As the camera floats through a hazy summer night sky in 1995 suburban Ohio, we see young Natasha (Ever Anderson) and her little sister Yelena (Violet McGraw) catching fireflies under the loving watch of their mother Melina (Rachel Weisz). When their father Alexei (David Harbour) returns home from work, the idyll shatters. Alexei and Melina grab the girls and escape to an airfield, forcing Natasha to fight the mysterious agents in pursuit. The quartet escapes to Russia, where we discover that they are not Americans—nor are they even family. Alexei and Melina are Soviet spies, while Natasha and Yelena are trainees in the Black Widow program, which uses brainwashing and physical abuse to turn young girls into government killers. 

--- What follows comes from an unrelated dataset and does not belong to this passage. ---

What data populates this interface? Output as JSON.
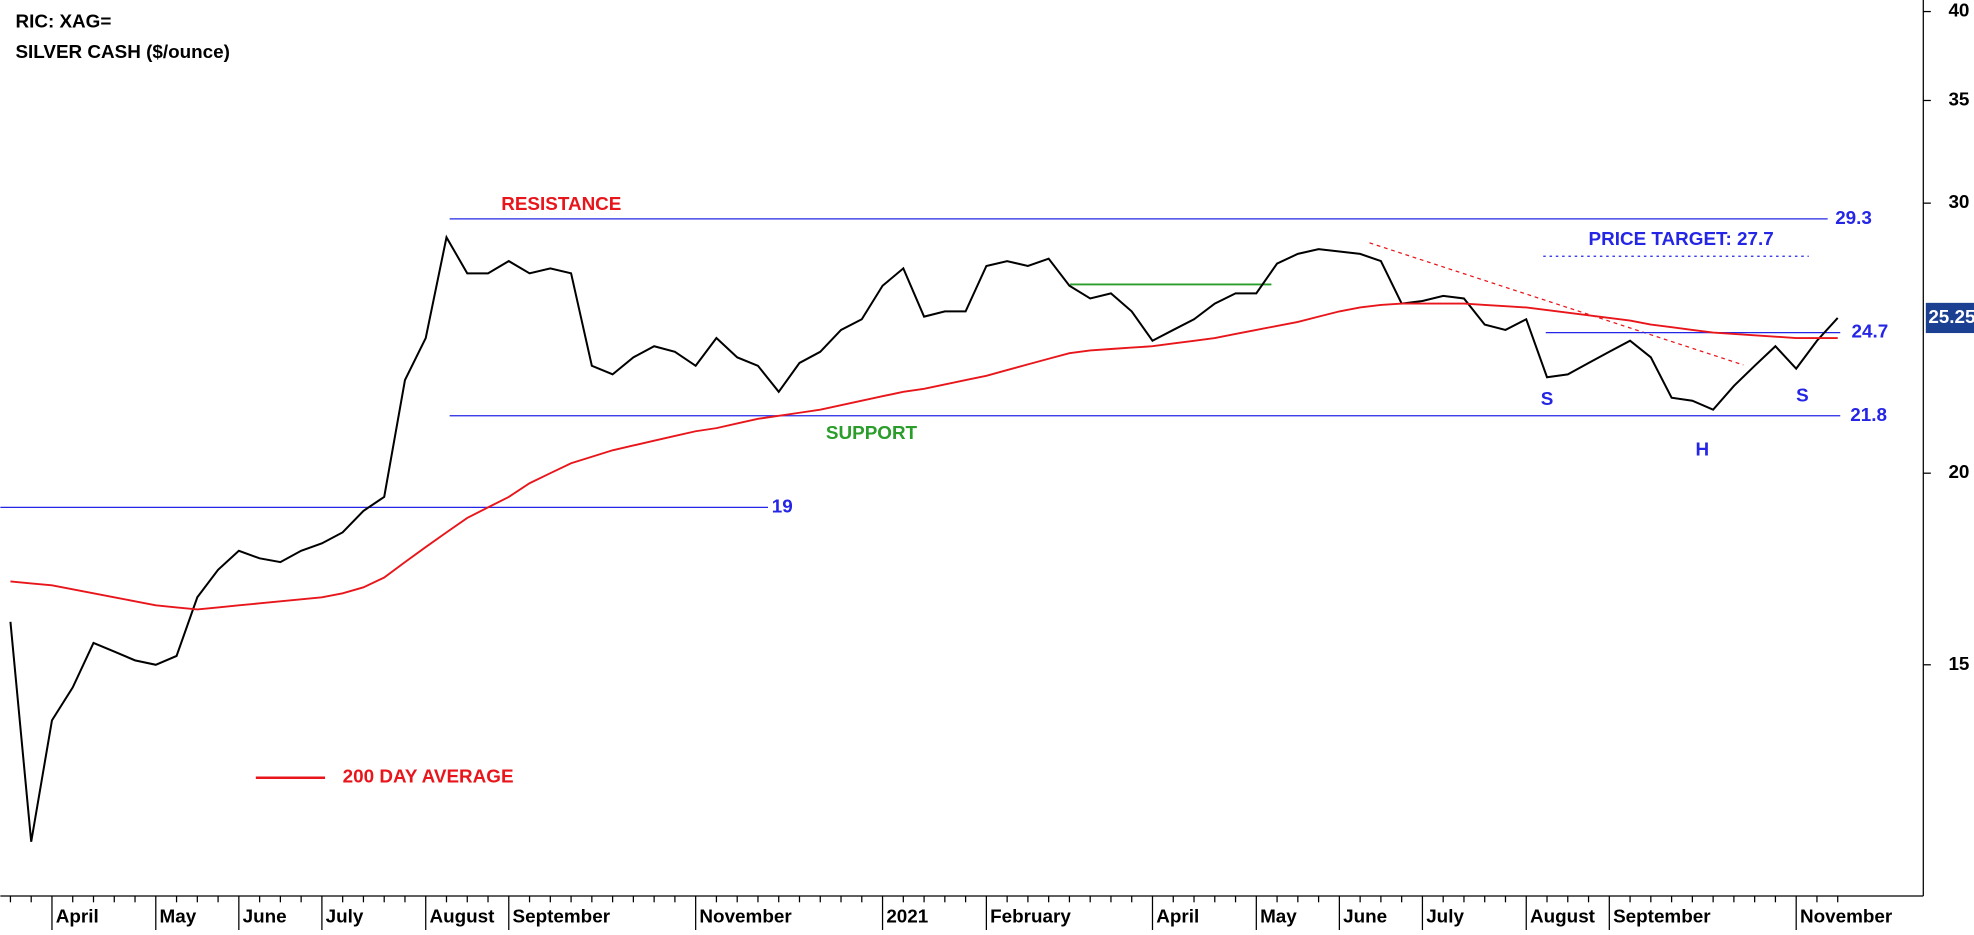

This façade of peace recontextualizes the Natasha Romanoff we’ve known since her first Marvel Cinematic Universe appearance, in 2010’s Iron Man 2. Played by Scarlett Johansson, Natasha (aka Black Widow) has been defined by guilt. All of her actions, from spying on Tony Stark in Iron Man 2 to sacrificing herself in Avengers: Endgame, have been attempts to cleanse her sins. As she so memorably put it in The Avengers, Natasha believes she has “red in her ledger” and wants desperately to wipe it off. But if even her happy childhood is a lie, what does redemption for Natasha Romanov look like?